61      En effet, contrairement à ce que fait valoir la requérante, l’existence d’un risque de confusion dans l’esprit du public ne doit pas nécessairement être établie pour que l’article 52, paragraphe 1, sous b), du règlement no 207/2009 puisse s’appliquer. En l’absence de risque de confusion entre le signe utilisé par un tiers et la marque contestée, ou en cas d’absence d’utilisation, par un tiers, d’un signe identique ou similaire à la marque contestée, d’autres circonstances factuelles peuvent, le cas échéant, constituer un ensemble d’indices pertinents et concordants établissant la mauvaise foi du demandeur. Lorsqu’il ressort de ces autres circonstances que le titulaire de la marque contestée a déposé la demande d’enregistrement de cette marque avec l’intention de porter atteinte, d’une manière non conforme aux usages honnêtes, aux intérêts de tiers, ou avec l’intention d’obtenir, sans même viser un tiers en particulier, un droit exclusif à des fins autres que celles relevant des fonctions d’une marque, l’existence d’une telle intention doit conduire à l’application de la cause de nullité absolue visée à l’article 52, paragraphe 1, sous b), du règlement no 207/2009, qu’il y ait eu risque de confusion dans l’esprit du public ou non (voir, en ce sens, arrêt du 12 septembre 2019, Koton Mağazacilik Tekstil Sanayi ve Ticaret/EUIPO, C‑104/18 P, EU:C:2019:724, points 46, 54 et 56).

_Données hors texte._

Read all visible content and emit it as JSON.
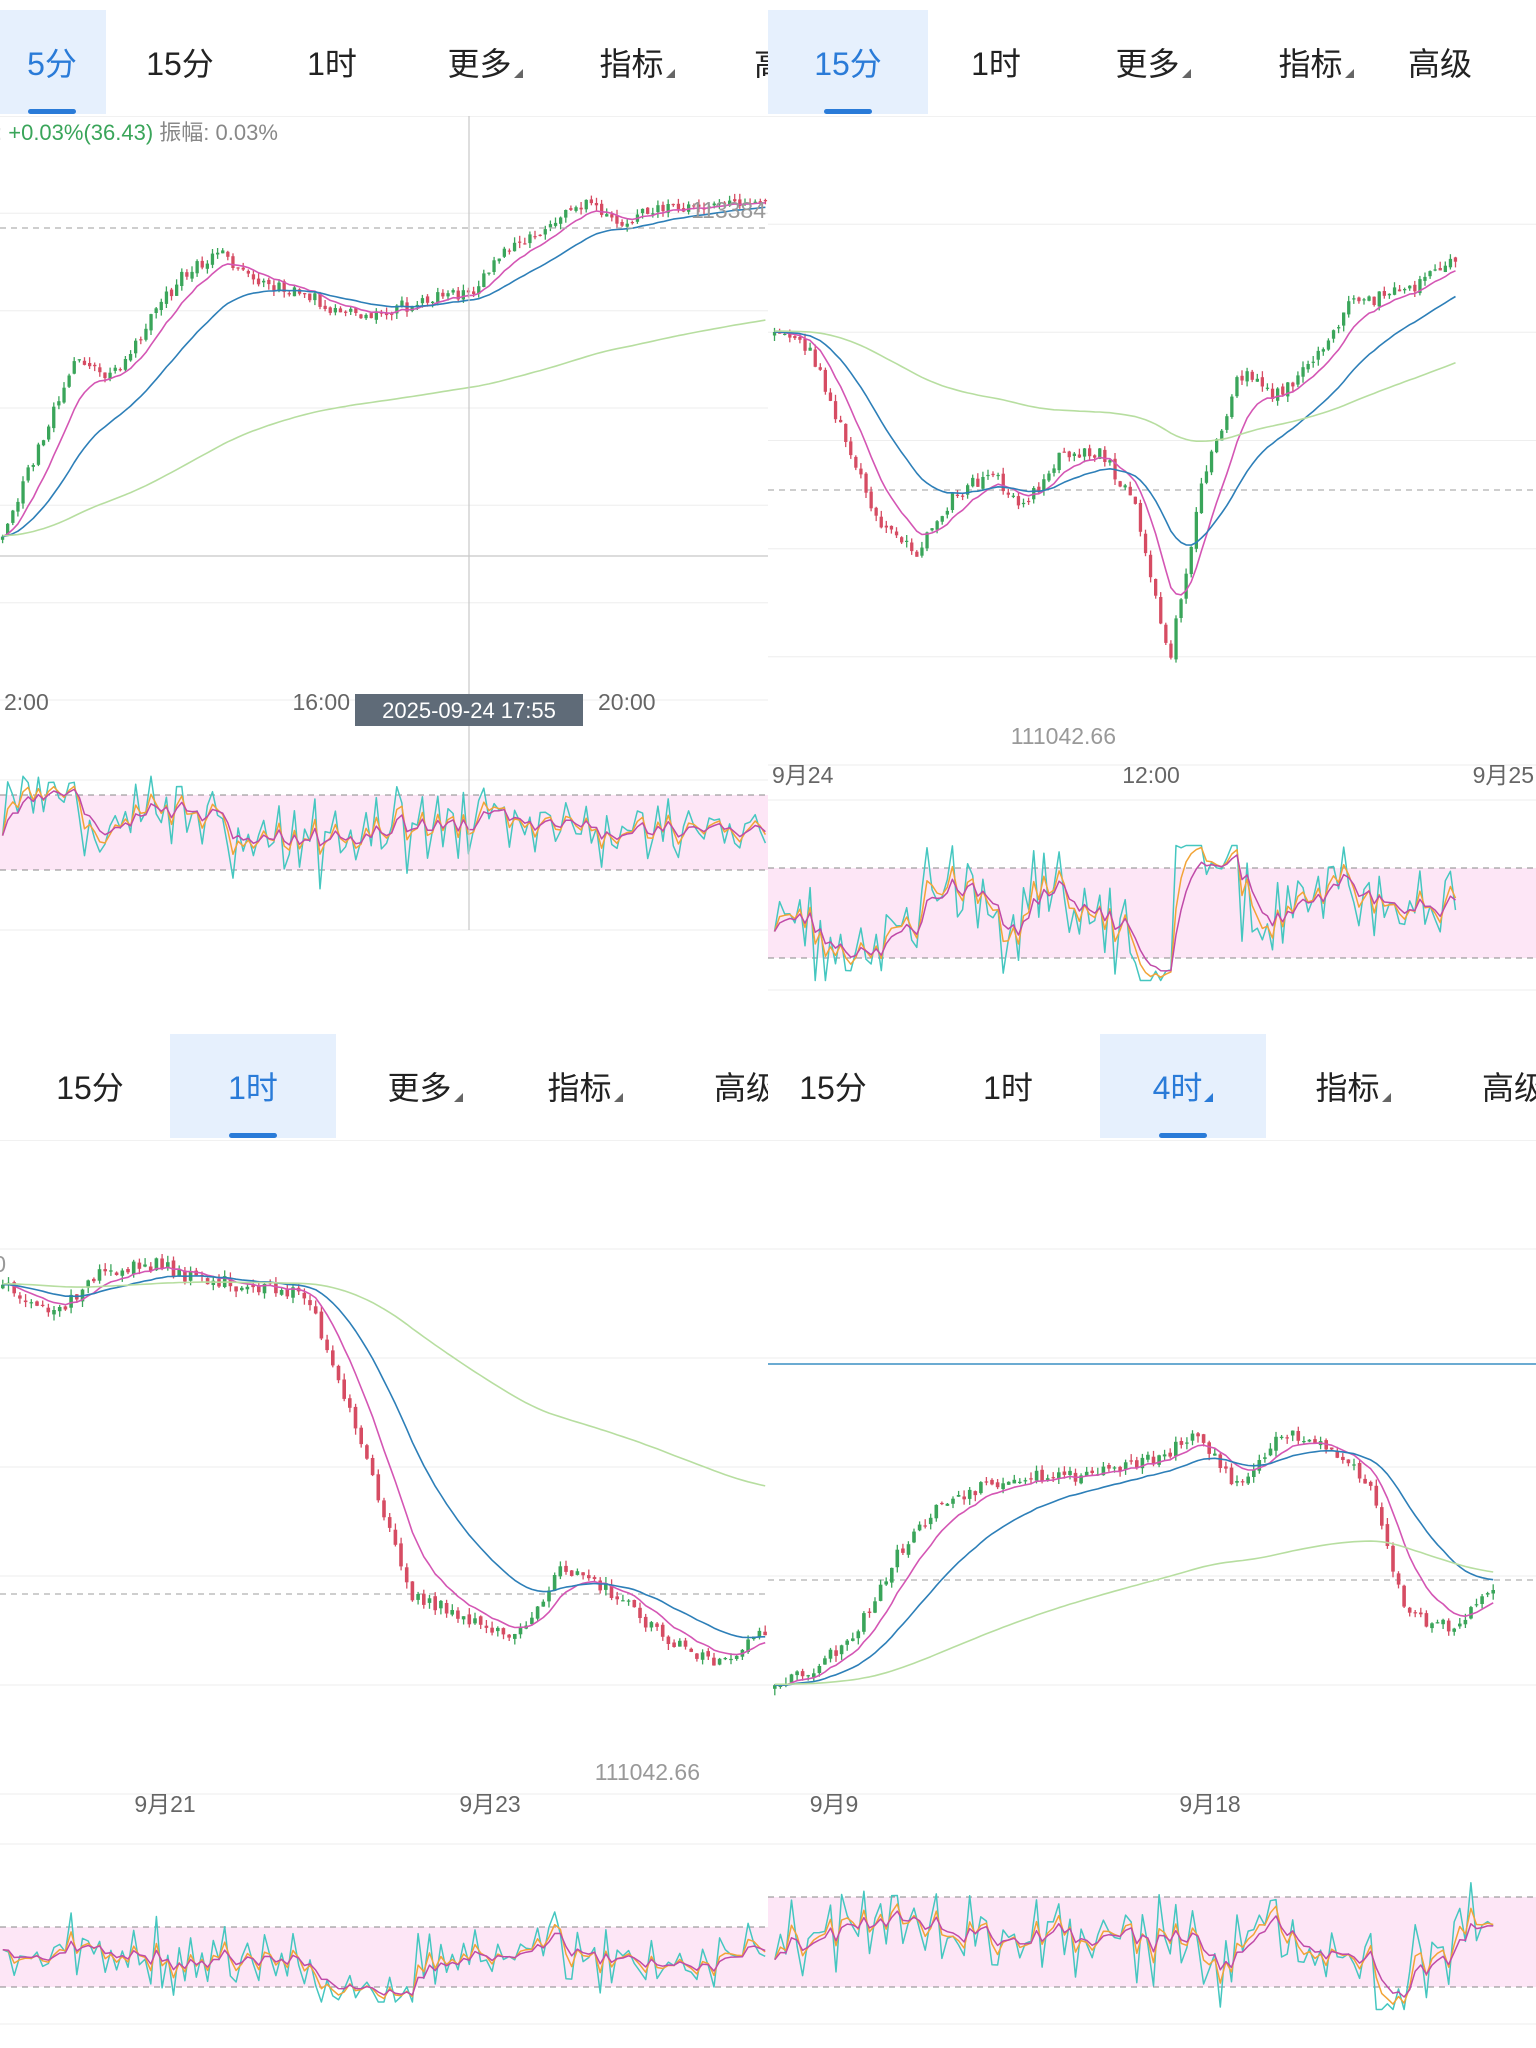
{
  "panels": [
    {
      "id": "p1",
      "tabs": [
        {
          "label": "5分",
          "active": true,
          "caret": false
        },
        {
          "label": "15分",
          "active": false,
          "caret": false
        },
        {
          "label": "1时",
          "active": false,
          "caret": false
        },
        {
          "label": "更多",
          "active": false,
          "caret": true
        },
        {
          "label": "指标",
          "active": false,
          "caret": true
        },
        {
          "label": "高",
          "active": false,
          "caret": false
        }
      ],
      "info": {
        "prefix": ":",
        "change": "+0.03%(36.43)",
        "amp_label": "振幅:",
        "amp_value": "0.03%"
      },
      "price_labels": [
        "113384"
      ],
      "x_labels": [
        "2:00",
        "16:00",
        "20:00"
      ],
      "crosshair_label": "2025-09-24 17:55"
    },
    {
      "id": "p2",
      "tabs": [
        {
          "label": "15分",
          "active": true,
          "caret": false
        },
        {
          "label": "1时",
          "active": false,
          "caret": false
        },
        {
          "label": "更多",
          "active": false,
          "caret": true
        },
        {
          "label": "指标",
          "active": false,
          "caret": true
        },
        {
          "label": "高级",
          "active": false,
          "caret": false
        }
      ],
      "price_labels": [
        "111042.66"
      ],
      "x_labels": [
        "9月24",
        "12:00",
        "9月25"
      ]
    },
    {
      "id": "p3",
      "tabs": [
        {
          "label": "15分",
          "active": false,
          "caret": false
        },
        {
          "label": "1时",
          "active": true,
          "caret": false
        },
        {
          "label": "更多",
          "active": false,
          "caret": true
        },
        {
          "label": "指标",
          "active": false,
          "caret": true
        },
        {
          "label": "高级",
          "active": false,
          "caret": false
        }
      ],
      "price_labels": [
        "0",
        "111042.66"
      ],
      "x_labels": [
        "9月21",
        "9月23"
      ]
    },
    {
      "id": "p4",
      "tabs": [
        {
          "label": "15分",
          "active": false,
          "caret": false
        },
        {
          "label": "1时",
          "active": false,
          "caret": false
        },
        {
          "label": "4时",
          "active": true,
          "caret": true
        },
        {
          "label": "指标",
          "active": false,
          "caret": true
        },
        {
          "label": "高级",
          "active": false,
          "caret": false
        }
      ],
      "price_labels": [],
      "x_labels": [
        "9月9",
        "9月18"
      ]
    }
  ],
  "colors": {
    "up": "#3aa55a",
    "down": "#d64c63",
    "ma_fast": "#d456b4",
    "ma_mid": "#2d7fb8",
    "ma_slow": "#b7dea0",
    "osc_band": "#fde6f6",
    "osc_k": "#45c7c0",
    "osc_d": "#f2a437",
    "osc_j": "#c04aa8",
    "accent": "#2a7bd8",
    "grid": "#eeeeee",
    "axis_text": "#999999",
    "info_up": "#3aa55a"
  },
  "chart_data": [
    {
      "type": "candlestick",
      "panel": "p1",
      "interval": "5分",
      "ylim": [
        110500,
        113600
      ],
      "annotations": {
        "max_price": 113384
      },
      "close_path": [
        111400,
        111900,
        112400,
        112300,
        112600,
        112900,
        113000,
        112850,
        112800,
        112700,
        112650,
        112700,
        112750,
        112800,
        113050,
        113150,
        113300,
        113200,
        113250,
        113280,
        113300,
        113290
      ]
    },
    {
      "type": "candlestick",
      "panel": "p2",
      "interval": "15分",
      "ylim": [
        110800,
        113400
      ],
      "annotations": {
        "min_price": 111042.66
      },
      "close_path": [
        112600,
        112500,
        112100,
        111700,
        111600,
        111850,
        111950,
        111800,
        112050,
        112050,
        111850,
        111100,
        111950,
        112400,
        112300,
        112450,
        112700,
        112750,
        112800,
        112900
      ]
    },
    {
      "type": "candlestick",
      "panel": "p3",
      "interval": "1时",
      "ylim": [
        110600,
        116200
      ],
      "annotations": {
        "min_price": 111042.66
      },
      "close_path": [
        115200,
        114900,
        115300,
        115350,
        115200,
        115150,
        115050,
        113800,
        112250,
        112100,
        111850,
        112500,
        112300,
        111850,
        111650,
        111900
      ]
    },
    {
      "type": "candlestick",
      "panel": "p4",
      "interval": "4时",
      "ylim": [
        106500,
        119500
      ],
      "annotations": {},
      "close_path": [
        108500,
        108800,
        109700,
        111400,
        112400,
        112800,
        113000,
        112950,
        113150,
        113300,
        113800,
        112700,
        113900,
        113700,
        112900,
        109900,
        109700,
        110400
      ]
    }
  ]
}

62      Cette portée de l’article 52, paragraphe 1, sous b), du règlement no 207/2009 n’est pas infirmée par l’arrêt du 11 juin 2009, Chocoladefabriken Lindt & Sprüngli (C‑529/07, EU:C:2009:361), cité par la requérante. Il résulte seulement dudit arrêt que, lorsqu’il est établi qu’une utilisation par un tiers d’un signe identique ou similaire pour des produits ou des services identiques ou similaires existait et prêtait à confusion au moment du dépôt de la demande d’enregistrement de la marque contestée, il y a lieu d’examiner, dans le cadre de l’appréciation globale des circonstances pertinentes du cas d’espèce, si le demandeur de la marque contestée en avait connaissance (arrêt du 12 septembre 2019, Koton Mağazacilik Tekstil Sanayi ve Ticaret/EUIPO, C‑104/18 P, EU:C:2019:724, point 55).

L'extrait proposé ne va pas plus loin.